だが……あれからこの2年間彼はずっとこのCCUのベッドから出ることはなかった。
「あ、怒られっぱなしの研修医の将哉先生」
「ハイハイ、怒られっぱなしの将哉ですよ」
「今日も笹山先生から怒られてたね」
「ああ、いつもの事だからね」
「何やらかしたの?」
「そ、それは……企業秘密」
「ちぇっ、先生怒られてるの見ると面白いんだけどなぁ。今日は何やらかしたんだろって想像するのがものすげぇ楽しんんだ」
「おいおい、そんな事で楽しまれたら僕が悲しいじゃないですか」
「いいじゃん、研修生って怒られて一人前になっていくんだろ。
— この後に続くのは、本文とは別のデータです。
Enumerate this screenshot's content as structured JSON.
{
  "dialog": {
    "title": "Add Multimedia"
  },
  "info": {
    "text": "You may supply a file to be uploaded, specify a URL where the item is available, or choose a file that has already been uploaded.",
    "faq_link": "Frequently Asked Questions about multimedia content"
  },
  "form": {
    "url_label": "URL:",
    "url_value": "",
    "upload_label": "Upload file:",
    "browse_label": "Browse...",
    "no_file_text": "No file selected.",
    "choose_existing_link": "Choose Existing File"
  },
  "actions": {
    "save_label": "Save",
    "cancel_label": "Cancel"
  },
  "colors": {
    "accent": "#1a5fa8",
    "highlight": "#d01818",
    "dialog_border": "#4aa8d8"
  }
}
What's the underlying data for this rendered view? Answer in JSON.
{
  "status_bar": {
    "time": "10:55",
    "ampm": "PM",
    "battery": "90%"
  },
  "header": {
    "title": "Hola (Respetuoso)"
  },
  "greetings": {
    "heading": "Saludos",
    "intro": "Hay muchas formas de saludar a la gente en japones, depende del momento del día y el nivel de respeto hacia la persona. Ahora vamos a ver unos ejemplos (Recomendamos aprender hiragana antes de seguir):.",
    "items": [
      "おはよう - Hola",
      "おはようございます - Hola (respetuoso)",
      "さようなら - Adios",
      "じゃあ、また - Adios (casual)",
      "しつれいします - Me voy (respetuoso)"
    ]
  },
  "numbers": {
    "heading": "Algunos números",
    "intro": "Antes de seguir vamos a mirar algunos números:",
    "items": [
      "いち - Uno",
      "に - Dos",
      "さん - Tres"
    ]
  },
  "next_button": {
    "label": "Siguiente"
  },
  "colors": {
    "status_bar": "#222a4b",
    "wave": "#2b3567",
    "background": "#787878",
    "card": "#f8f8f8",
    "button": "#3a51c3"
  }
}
今まででいちばん怒られてる回数が多い研修生は将哉先生だから、早く一人前になれるんじゃねぇの」
「だといいんだけどな。それにしても僕ってそんなに怒られてる回数多いの?」
「うん、めちゃ。今までの研修生の中で一番だね」
「まじかぁ……」
「そんなに肩落として悲観しなくてもいいじゃん。俺だってサッカーやってた時監督からめっちゃ怒られっぱなしだったんだぜ」
「それって自慢出来る事なのか」
「ばっかじゃねぇの将哉先生。ていったって俺監督からあの言葉言われるまでほんとはサッカーの才能なんかねぇて思って落ち込んでいたんだけど……」
「なんて言われたんだい」
ふんっ
尚君はちょっと横を向いて恥ずかしそうに
「才能とやる気のあるやつには俺は思いっきりそいつにぶつかっていく。だから俺はお前を怒るんだ」ってな……
「そっかぁ、わかるよその監督の気持ち。本当に尚君の事見込んでいたんだね」
「さぁな、でも……俺、その事聞いてからなんだろうサッカーがもっと好きになった。将来Jリーグ目指したいって本気で思う様になったんだ」
「解るよその気持ち。僕もバスケやっていたからね」
「聞いてるよ。前にここにいた看護婦さん恋人なんだろ。俺がここに入る前に辞めた人だって聞いたけどな」
「ははは、まったく誰だいそんな事言う人は」
「私だけど何か不都合でもあった」
ふいに後ろから笹山先生の声がした。
「あ、いや……」
「あんまり尚君がしつこく杉村先生の事訊くもんだから洗いざらい話してやったよ。物凄い美人の看護師さんが彼の恋人だってね」
「そんな、笹山先生」思わず顔が赤くなった。
「ま、それはさておき、尚君調子はどうだい?」
「調子いつもと変わんねぇよ。なぁ先生、俺いつになったらまたサッカー出来る様になるんだよ」
尚君のその問いに笹山医師は少し顔をこわばらせて
「きっとチャンスはある。あきらめるな、諦めたらそこで終わっちまうんだよ何もかもな」
「ちぇっ、またかよその言葉。いつも同じじゃん。ああ、ほんとに早くサッカーやりてー。またあのグラウンド思いっきり走りてーよ……先生」
笹山医師は尚君の顔から眼をそらし
「杉村、次行くぞ」一言いい尚君のベッドから離れていった。
「それじゃまた」
「ああ、またな将哉先生」
そう言う彼の目には涙が溜まっていた。本当に彼はサッカーをやりたいんだ。
またグラウンドの中を思いっきり走り回りたいんだ……その時僕は彼の気持ちが伝わってきたように思えた。
「杉村……
その直後
笹山医師のピッチが鳴り響いた。